Hay pocas cosas más peligrosas para una marca global que cambiar algo que millones de personas miran todos los días. Instagram acaba de comprobarlo. Diez años después de su última gran renovación visual, la plataforma presentó una nueva versión de su wordmark, el logotipo tipográfico que aparece en la parte superior de la aplicación. El clásico ícono de la cámara con degradado sigue intacto; lo que cambió es la palabra “Instagram”.
Adam Mosseri, director de Instagram, explicó que después de diez años era momento de refrescarlo. La intención, según señaló, fue crear algo “más limpio y moderno”, pero manteniendo referencias al diseño original, la creatividad y el carácter artesanal que históricamente han formado parte de la identidad de la plataforma. La nueva versión conserva parte de la estética manuscrita, aunque modifica considerablemente las letras y sus conexiones.
El problema apareció casi inmediatamente: mucha gente simplemente no entiende qué dice. Especialmente polémica ha sido la nueva “r”, cuyo trazo ha hecho que algunos usuarios lean “Instagzam”, “Instagwam” o distintas variaciones del nombre. Las bromas rápidamente se convirtieron en memes y otras marcas incluso comenzaron a sumarse a la conversación, parodiando el nuevo diseño con versiones similares de sus propios logos.
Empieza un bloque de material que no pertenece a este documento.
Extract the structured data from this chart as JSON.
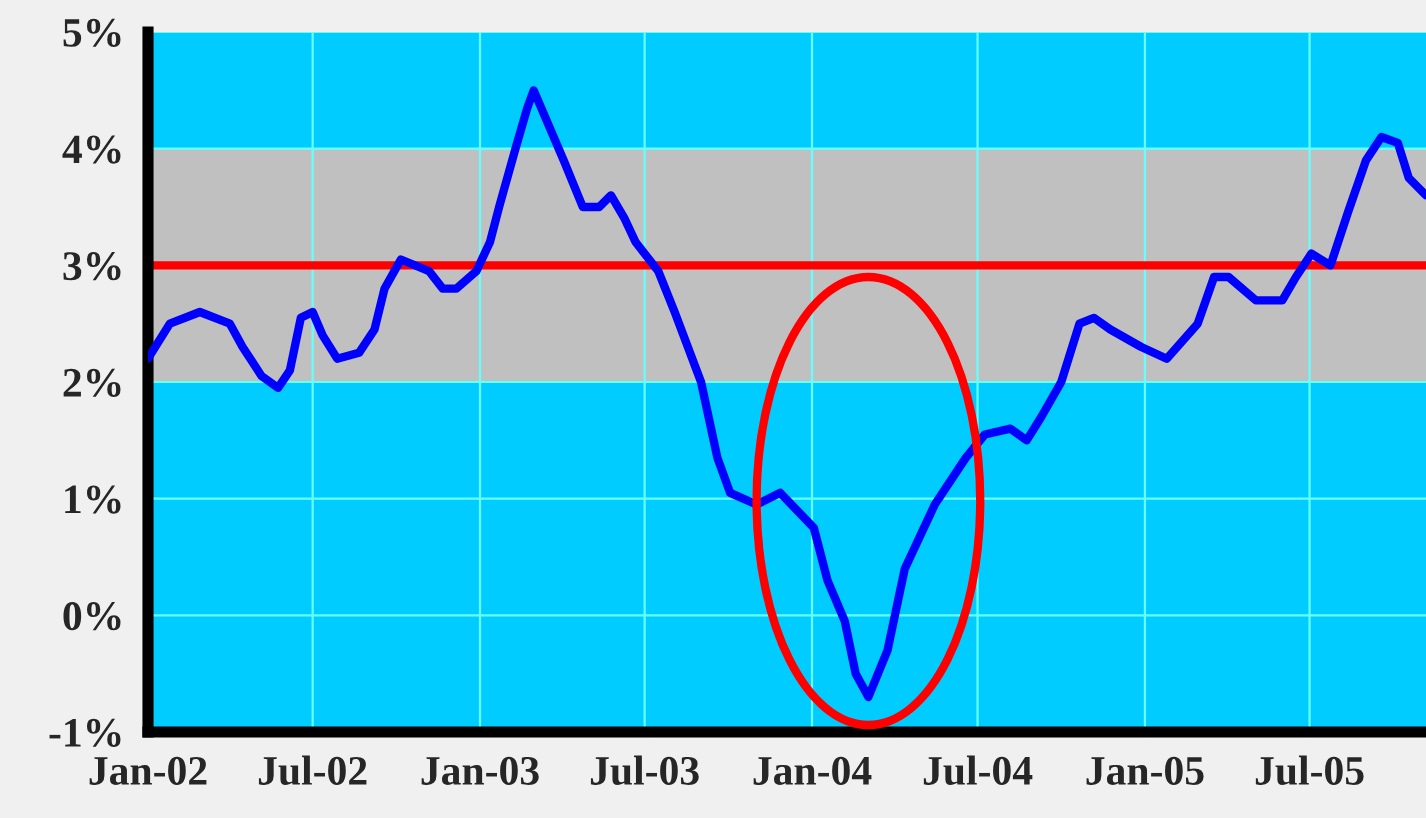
{
  "chart_data": {
    "type": "line",
    "x": [
      "2002-01-01",
      "2002-01-25",
      "2002-02-27",
      "2002-04-01",
      "2002-04-15",
      "2002-05-06",
      "2002-05-24",
      "2002-06-06",
      "2002-06-18",
      "2002-07-01",
      "2002-07-12",
      "2002-07-28",
      "2002-08-21",
      "2002-09-07",
      "2002-09-18",
      "2002-10-06",
      "2002-11-06",
      "2002-11-21",
      "2002-12-06",
      "2002-12-28",
      "2003-01-12",
      "2003-01-22",
      "2003-02-09",
      "2003-02-22",
      "2003-03-01",
      "2003-03-12",
      "2003-04-03",
      "2003-04-24",
      "2003-05-12",
      "2003-05-25",
      "2003-06-09",
      "2003-06-21",
      "2003-07-16",
      "2003-08-03",
      "2003-09-01",
      "2003-09-19",
      "2003-10-03",
      "2003-11-01",
      "2003-11-27",
      "2004-01-03",
      "2004-01-18",
      "2004-02-06",
      "2004-02-18",
      "2004-03-03",
      "2004-03-24",
      "2004-04-12",
      "2004-05-15",
      "2004-06-18",
      "2004-07-09",
      "2004-08-06",
      "2004-08-24",
      "2004-09-09",
      "2004-10-01",
      "2004-10-21",
      "2004-11-06",
      "2004-11-24",
      "2004-12-28",
      "2005-01-25",
      "2005-02-28",
      "2005-03-18",
      "2005-04-03",
      "2005-05-03",
      "2005-06-01",
      "2005-06-16",
      "2005-07-03",
      "2005-07-24",
      "2005-08-12",
      "2005-09-01",
      "2005-09-18",
      "2005-10-06",
      "2005-10-18",
      "2005-11-06"
    ],
    "series": [
      {
        "color": "#0000ff",
        "values": [
          2.2,
          2.5,
          2.6,
          2.5,
          2.3,
          2.05,
          1.95,
          2.1,
          2.55,
          2.6,
          2.4,
          2.2,
          2.25,
          2.45,
          2.8,
          3.05,
          2.95,
          2.8,
          2.8,
          2.95,
          3.2,
          3.5,
          4.0,
          4.35,
          4.5,
          4.3,
          3.9,
          3.5,
          3.5,
          3.6,
          3.4,
          3.2,
          2.95,
          2.6,
          2.0,
          1.35,
          1.05,
          0.95,
          1.05,
          0.75,
          0.3,
          -0.05,
          -0.5,
          -0.7,
          -0.3,
          0.4,
          0.95,
          1.35,
          1.55,
          1.6,
          1.5,
          1.7,
          2.0,
          2.5,
          2.55,
          2.45,
          2.3,
          2.2,
          2.5,
          2.9,
          2.9,
          2.7,
          2.7,
          2.9,
          3.1,
          3.0,
          3.45,
          3.9,
          4.1,
          4.05,
          3.75,
          3.6
        ]
      }
    ],
    "xlim": [
      "2002-01-01",
      "2005-11-06"
    ],
    "xticks": [
      {
        "value": "2002-01-01",
        "label": "Jan-02"
      },
      {
        "value": "2002-07-01",
        "label": "Jul-02"
      },
      {
        "value": "2003-01-01",
        "label": "Jan-03"
      },
      {
        "value": "2003-07-01",
        "label": "Jul-03"
      },
      {
        "value": "2004-01-01",
        "label": "Jan-04"
      },
      {
        "value": "2004-07-01",
        "label": "Jul-04"
      },
      {
        "value": "2005-01-01",
        "label": "Jan-05"
      },
      {
        "value": "2005-07-01",
        "label": "Jul-05"
      }
    ],
    "ylim": [
      -1,
      5
    ],
    "yticks": [
      {
        "value": -1,
        "label": "-1%"
      },
      {
        "value": 0,
        "label": "0%"
      },
      {
        "value": 1,
        "label": "1%"
      },
      {
        "value": 2,
        "label": "2%"
      },
      {
        "value": 3,
        "label": "3%"
      },
      {
        "value": 4,
        "label": "4%"
      },
      {
        "value": 5,
        "label": "5%"
      }
    ],
    "bands": [
      {
        "axis": "y",
        "from": 2,
        "to": 4,
        "color": "#c0c0c0"
      }
    ],
    "ref_lines": [
      {
        "axis": "y",
        "value": 3,
        "color": "#ff0000",
        "line_style": "solid"
      }
    ],
    "grid": true,
    "legend": false,
    "marker": "none",
    "line_style": "solid"
  }
}
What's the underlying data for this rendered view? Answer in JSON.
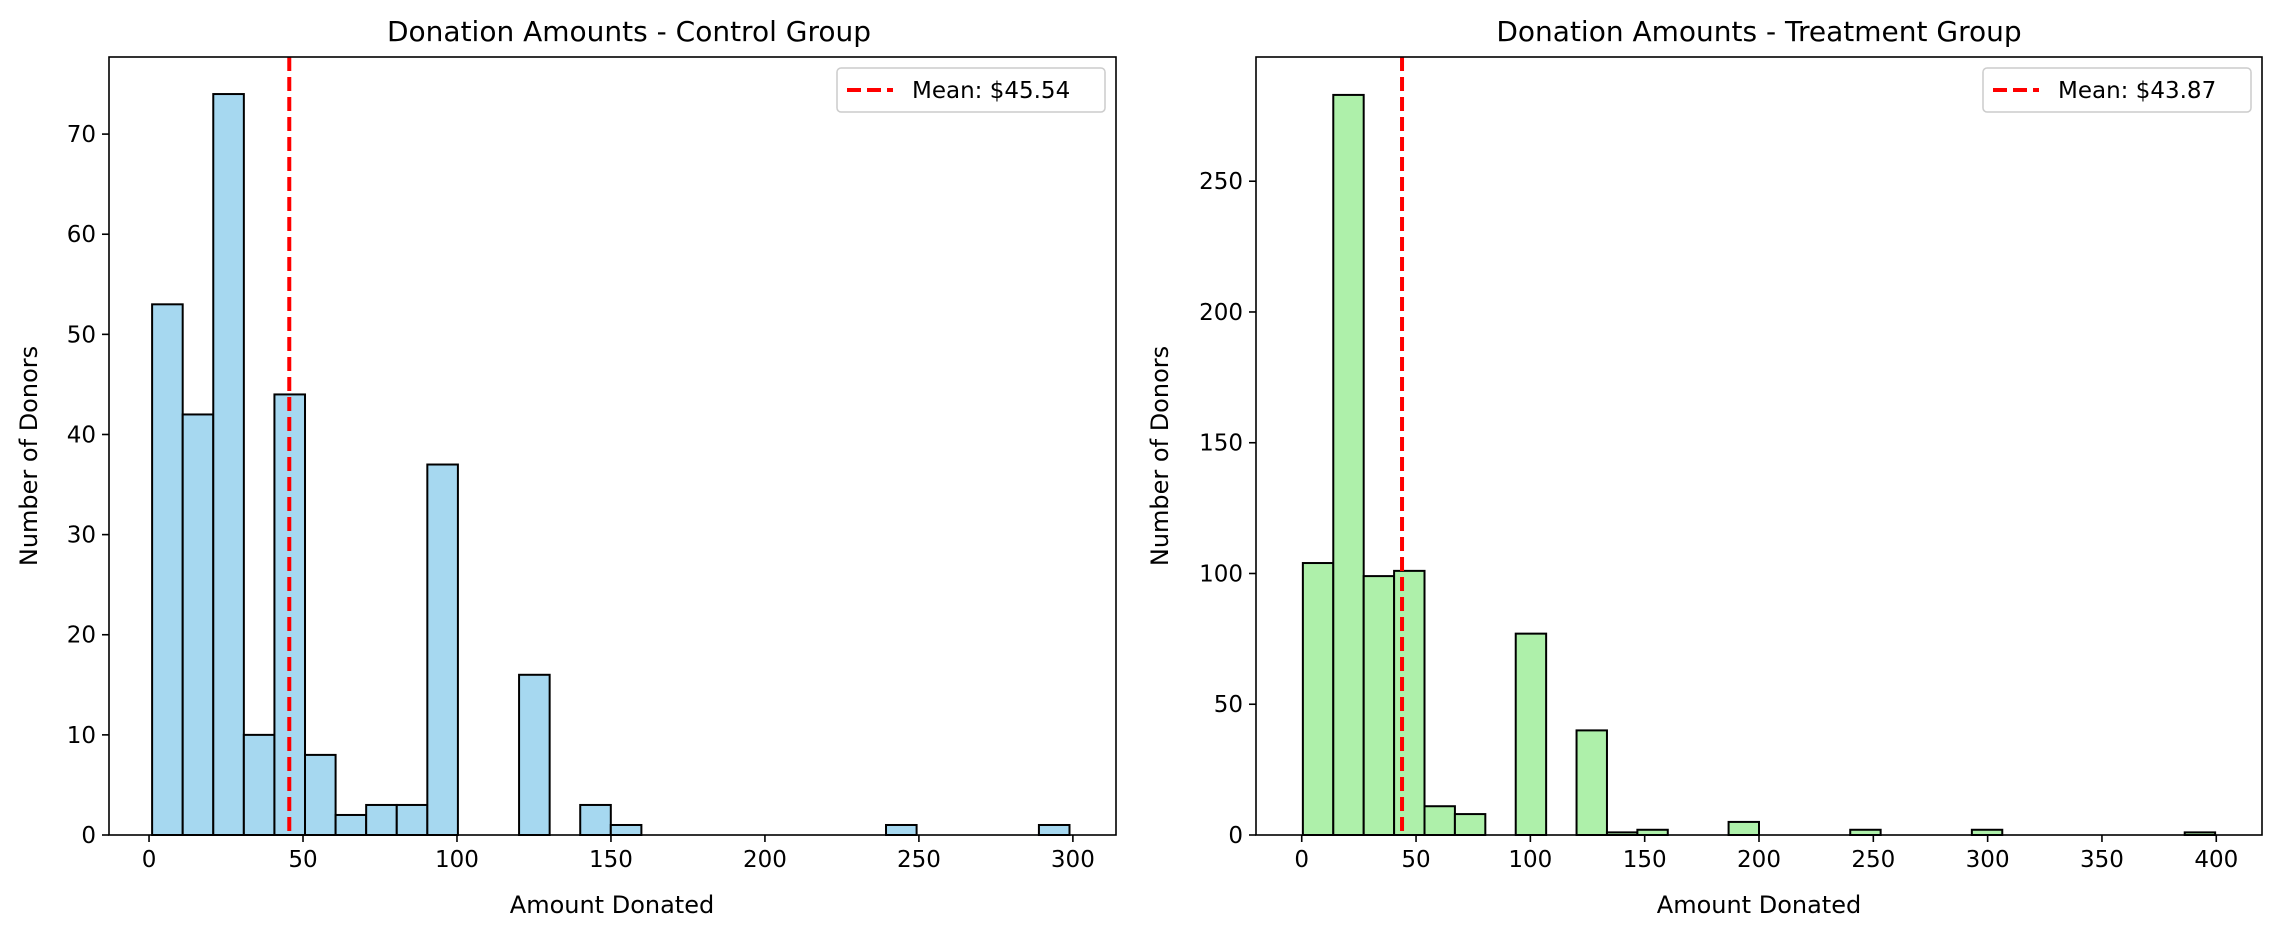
{
  "chart_data": [
    {
      "type": "bar",
      "title": "Donation Amounts - Control Group",
      "xlabel": "Amount Donated",
      "ylabel": "Number of Donors",
      "xlim": [
        -13,
        314
      ],
      "ylim": [
        0,
        77.7
      ],
      "xticks": [
        0,
        50,
        100,
        150,
        200,
        250,
        300
      ],
      "yticks": [
        0,
        10,
        20,
        30,
        40,
        50,
        60,
        70
      ],
      "bin_width": 9.93,
      "bins_x": [
        1,
        10.93,
        20.86,
        30.79,
        40.72,
        50.65,
        60.58,
        70.51,
        80.44,
        90.37,
        100.3,
        110.23,
        120.16,
        130.09,
        140.02,
        149.95,
        159.88,
        169.81,
        179.74,
        189.67,
        199.6,
        209.53,
        219.46,
        229.39,
        239.32,
        249.25,
        259.18,
        269.11,
        279.04,
        288.97
      ],
      "values": [
        53,
        42,
        74,
        10,
        44,
        8,
        2,
        3,
        3,
        37,
        0,
        0,
        16,
        0,
        3,
        1,
        0,
        0,
        0,
        0,
        0,
        0,
        0,
        0,
        1,
        0,
        0,
        0,
        0,
        1
      ],
      "bar_color": "#a6d8f0",
      "mean_line": {
        "value": 45.54,
        "color": "#ff0000",
        "label": "Mean: $45.54"
      },
      "legend_position": "top-right",
      "grid": false
    },
    {
      "type": "bar",
      "title": "Donation Amounts - Treatment Group",
      "xlabel": "Amount Donated",
      "ylabel": "Number of Donors",
      "xlim": [
        -20,
        420
      ],
      "ylim": [
        0,
        297.5
      ],
      "xticks": [
        0,
        50,
        100,
        150,
        200,
        250,
        300,
        350,
        400
      ],
      "yticks": [
        0,
        50,
        100,
        150,
        200,
        250
      ],
      "bin_width": 13.3,
      "bins_x": [
        0.5,
        13.8,
        27.1,
        40.4,
        53.7,
        67,
        80.3,
        93.6,
        106.9,
        120.2,
        133.5,
        146.8,
        160.1,
        173.4,
        186.7,
        200,
        213.3,
        226.6,
        239.9,
        253.2,
        266.5,
        279.8,
        293.1,
        306.4,
        319.7,
        333,
        346.3,
        359.6,
        372.9,
        386.2
      ],
      "values": [
        104,
        283,
        99,
        101,
        11,
        8,
        0,
        77,
        0,
        40,
        1,
        2,
        0,
        0,
        5,
        0,
        0,
        0,
        2,
        0,
        0,
        0,
        2,
        0,
        0,
        0,
        0,
        0,
        0,
        1
      ],
      "bar_color": "#aef0aa",
      "mean_line": {
        "value": 43.87,
        "color": "#ff0000",
        "label": "Mean: $43.87"
      },
      "legend_position": "top-right",
      "grid": false
    }
  ]
}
Pero más allá de si la nueva tipografía es bonita o fea, el cambio toca una discusión que lleva años instalada en el mundo del diseño. Durante la última década, numerosas compañías, especialmente en moda y tecnología, simplificaron sus identidades hasta llegar a logos minimalistas, sans serif y cada vez más similares entre sí. El fenómeno incluso tiene un nombre: blanding. Instagram, curiosamente, decidió no seguir completamente ese camino. Conservó trazos manuscritos, ligaduras y pequeñas imperfecciones que podrían haberse eliminado en favor de algo mucho más neutro.
Según se recoge de una entrevista con las responsables de Brand Design y Product Design de Instagram, el proceso buscó precisamente encontrar una identidad capaz de evolucionar sin eliminar los elementos que históricamente hicieron reconocible a la marca. Hubo investigación, pruebas y distintas rondas de feedback, pero el equipo asumió que una modificación de esta escala difícilmente conseguiría aprobación universal desde el primer día.
Y la historia demuestra que cambiar un logo querido puede salir muy mal. Uno de los casos más recordados ocurrió con Gap en 2010: la compañía reemplazó su reconocible identidad visual por una alternativa mucho más genérica y, después de una avalancha de críticas, recuperó el diseño anterior apenas seis días más tarde. Instagram todavía está lejos de llegar a ese extremo, pero la reacción demuestra hasta qué punto podemos desarrollar una relación emocional con algo aparentemente tan simple como unas letras.
Quizás el verdadero problema del nuevo Instagram no sea entonces su “r” imposible de entender, sino haber alterado algo que llevábamos una década aprendiendo a reconocer. Los rebrandings suelen enfrentarse a una combinación difícil de separar entre diseño y nostalgia: ¿realmente el logo anterior era mejor o simplemente estábamos acostumbrados a él?
Por ahora, Internet ya emitió su veredicto. Falta saber si dentro de algunos meses seguiremos hablando de “Instagzam” o si, como ocurre tantas veces con los cambios digitales que juramos odiar, terminaremos olvidando cómo se veía antes.